No way to have SFTP connections `load_host_keys()` via `transport_params`
Kache opened this issue · comments
Problem description
While currently system host keys are loaded: https://github.com/RaRe-Technologies/smart_open/blob/v5.2.1/smart_open/ssh.py#L91
There's currently no way to load_host_keys()
for verifying the host. It could be added via transport_params
at paramiko client instantiation. For example, something like:
ssh = _SSH[key] = paramiko.client.SSHClient()
ssh.load_system_host_keys()
if 'load_host_keys' in transport_params:
ssh.load_host_keys(transport_params['load_host_keys'])
ssh.set_missing_host_key_policy(paramiko.AutoAddPolicy())
Steps/code to reproduce the problem
Currently unable to verify host key using a local known_hosts
file.
Versions
Darwin-20.6.0-x86_64-i386-64bit
Python 3.7.6 (default, Nov 24 2021, 00:59:23)

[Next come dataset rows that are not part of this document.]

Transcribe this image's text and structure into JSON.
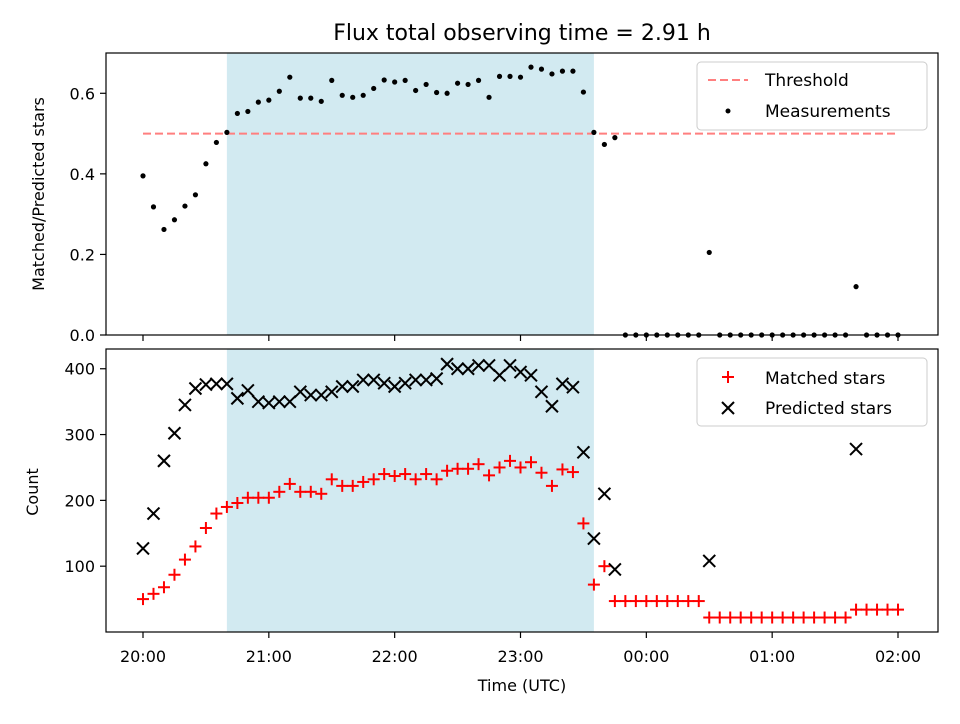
{
  "chart_data": {
    "type": "scatter",
    "title": "Flux total observing time = 2.91 h",
    "xlabel": "Time (UTC)",
    "x_ticks": [
      "20:00",
      "21:00",
      "22:00",
      "23:00",
      "00:00",
      "01:00",
      "02:00"
    ],
    "shaded_interval": {
      "start": "20:40",
      "end": "23:35",
      "color": "#add8e6"
    },
    "panels": [
      {
        "id": "ratio",
        "ylabel": "Matched/Predicted stars",
        "ylim": [
          0,
          0.7
        ],
        "y_ticks": [
          "0.0",
          "0.2",
          "0.4",
          "0.6"
        ],
        "legend_position": "upper right",
        "series": [
          {
            "name": "Threshold",
            "kind": "line",
            "style": "dashed",
            "color": "#ff7f7f",
            "x": [
              "20:00",
              "02:00"
            ],
            "y": [
              0.5,
              0.5
            ]
          },
          {
            "name": "Measurements",
            "kind": "scatter",
            "marker": "dot",
            "color": "#000000",
            "x": [
              "20:00",
              "20:05",
              "20:10",
              "20:15",
              "20:20",
              "20:25",
              "20:30",
              "20:35",
              "20:40",
              "20:45",
              "20:50",
              "20:55",
              "21:00",
              "21:05",
              "21:10",
              "21:15",
              "21:20",
              "21:25",
              "21:30",
              "21:35",
              "21:40",
              "21:45",
              "21:50",
              "21:55",
              "22:00",
              "22:05",
              "22:10",
              "22:15",
              "22:20",
              "22:25",
              "22:30",
              "22:35",
              "22:40",
              "22:45",
              "22:50",
              "22:55",
              "23:00",
              "23:05",
              "23:10",
              "23:15",
              "23:20",
              "23:25",
              "23:30",
              "23:35",
              "23:40",
              "23:45",
              "23:50",
              "23:55",
              "00:00",
              "00:05",
              "00:10",
              "00:15",
              "00:20",
              "00:25",
              "00:30",
              "00:35",
              "00:40",
              "00:45",
              "00:50",
              "00:55",
              "01:00",
              "01:05",
              "01:10",
              "01:15",
              "01:20",
              "01:25",
              "01:30",
              "01:35",
              "01:40",
              "01:45",
              "01:50",
              "01:55",
              "02:00"
            ],
            "y": [
              0.395,
              0.318,
              0.262,
              0.286,
              0.32,
              0.348,
              0.425,
              0.478,
              0.503,
              0.55,
              0.555,
              0.578,
              0.583,
              0.605,
              0.64,
              0.588,
              0.588,
              0.58,
              0.632,
              0.595,
              0.59,
              0.595,
              0.612,
              0.633,
              0.628,
              0.632,
              0.607,
              0.622,
              0.602,
              0.6,
              0.625,
              0.622,
              0.632,
              0.59,
              0.642,
              0.642,
              0.64,
              0.665,
              0.66,
              0.648,
              0.655,
              0.655,
              0.603,
              0.503,
              0.473,
              0.49,
              0.0,
              0.0,
              0.0,
              0.0,
              0.0,
              0.0,
              0.0,
              0.0,
              0.205,
              0.0,
              0.0,
              0.0,
              0.0,
              0.0,
              0.0,
              0.0,
              0.0,
              0.0,
              0.0,
              0.0,
              0.0,
              0.0,
              0.12,
              0.0,
              0.0,
              0.0,
              0.0
            ]
          }
        ]
      },
      {
        "id": "counts",
        "ylabel": "Count",
        "ylim": [
          0,
          430
        ],
        "y_ticks": [
          "100",
          "200",
          "300",
          "400"
        ],
        "legend_position": "upper right",
        "series": [
          {
            "name": "Matched stars",
            "kind": "scatter",
            "marker": "plus",
            "color": "#ff0000",
            "x": [
              "20:00",
              "20:05",
              "20:10",
              "20:15",
              "20:20",
              "20:25",
              "20:30",
              "20:35",
              "20:40",
              "20:45",
              "20:50",
              "20:55",
              "21:00",
              "21:05",
              "21:10",
              "21:15",
              "21:20",
              "21:25",
              "21:30",
              "21:35",
              "21:40",
              "21:45",
              "21:50",
              "21:55",
              "22:00",
              "22:05",
              "22:10",
              "22:15",
              "22:20",
              "22:25",
              "22:30",
              "22:35",
              "22:40",
              "22:45",
              "22:50",
              "22:55",
              "23:00",
              "23:05",
              "23:10",
              "23:15",
              "23:20",
              "23:25",
              "23:30",
              "23:35",
              "23:40",
              "23:45",
              "23:50",
              "23:55",
              "00:00",
              "00:05",
              "00:10",
              "00:15",
              "00:20",
              "00:25",
              "00:30",
              "00:35",
              "00:40",
              "00:45",
              "00:50",
              "00:55",
              "01:00",
              "01:05",
              "01:10",
              "01:15",
              "01:20",
              "01:25",
              "01:30",
              "01:35",
              "01:40",
              "01:45",
              "01:50",
              "01:55",
              "02:00"
            ],
            "y": [
              50,
              58,
              68,
              87,
              110,
              130,
              158,
              180,
              190,
              196,
              204,
              204,
              204,
              213,
              225,
              213,
              213,
              210,
              232,
              222,
              222,
              228,
              232,
              240,
              237,
              240,
              232,
              240,
              232,
              245,
              248,
              248,
              255,
              238,
              250,
              260,
              250,
              258,
              242,
              222,
              247,
              243,
              165,
              72,
              100,
              47,
              47,
              47,
              47,
              47,
              47,
              47,
              47,
              47,
              22,
              22,
              22,
              22,
              22,
              22,
              22,
              22,
              22,
              22,
              22,
              22,
              22,
              22,
              34,
              34,
              34,
              34,
              34
            ]
          },
          {
            "name": "Predicted stars",
            "kind": "scatter",
            "marker": "x",
            "color": "#000000",
            "x": [
              "20:00",
              "20:05",
              "20:10",
              "20:15",
              "20:20",
              "20:25",
              "20:30",
              "20:35",
              "20:40",
              "20:45",
              "20:50",
              "20:55",
              "21:00",
              "21:05",
              "21:10",
              "21:15",
              "21:20",
              "21:25",
              "21:30",
              "21:35",
              "21:40",
              "21:45",
              "21:50",
              "21:55",
              "22:00",
              "22:05",
              "22:10",
              "22:15",
              "22:20",
              "22:25",
              "22:30",
              "22:35",
              "22:40",
              "22:45",
              "22:50",
              "22:55",
              "23:00",
              "23:05",
              "23:10",
              "23:15",
              "23:20",
              "23:25",
              "23:30",
              "23:35",
              "23:40",
              "23:45",
              "00:30",
              "01:40"
            ],
            "y": [
              127,
              180,
              260,
              302,
              345,
              370,
              376,
              377,
              377,
              355,
              367,
              350,
              348,
              350,
              350,
              365,
              360,
              360,
              365,
              373,
              373,
              383,
              383,
              378,
              373,
              378,
              383,
              383,
              385,
              407,
              400,
              400,
              405,
              405,
              390,
              405,
              395,
              390,
              365,
              343,
              377,
              372,
              273,
              142,
              210,
              95,
              108,
              278
            ]
          }
        ]
      }
    ]
  }
}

[Clang 13.0.0 (clang-1300.0.29.3)]
smart_open 5.2.1
Checklist
Before you create the issue, please make sure you have:
- Described the problem clearly
- Provided a minimal reproducible example, including any required data
- Provided the version numbers of the relevant software
If you're open to accepting a PR, I'd be willing to create a PR based on the example above.
if 'load_host_keys' in transport_params:
ssh.load_host_keys(transport_params['load_host_keys'])
Can't the user do this prior to the smart_open.open call?
Yes, but notice the first line in my example -- that solution involves accessing smart_open
's private cache ,_SSH
, to "grab" the instance of the paramiko client, which is not a good software engineering practice.
smart_open
does not normally (and rightfully, IMO) expose the underlying paramiko client to the user
I wonder if there's a better way to do this without having smart_open know all these paramiko details. I don't want to handle more transport parameters than absolutely necessary.
How about:
def ssh_client_init(): # user's code
client = paramiko.client.SSHClient()
# additional ssh config goes here
return client
transport_params = {'ssh_client_init': ssh_client_init}
with smart_open(url, 'rb', transport_params=transport_params) as fin:
...
I think it's better to pass a callable instead of the client itself because we can use the callable to create a new client whenever we get disconnected.
If there is no callable passed, then we can use the default client settings, e.g. what is currently being done.
Yet another way is to expose the underlying client. I'm not opposed to that idea, either. Hiding implementation details is a good thing in general, but here it's getting in the way of the user achieving what they want, so it isn't something we have to strictly stick to.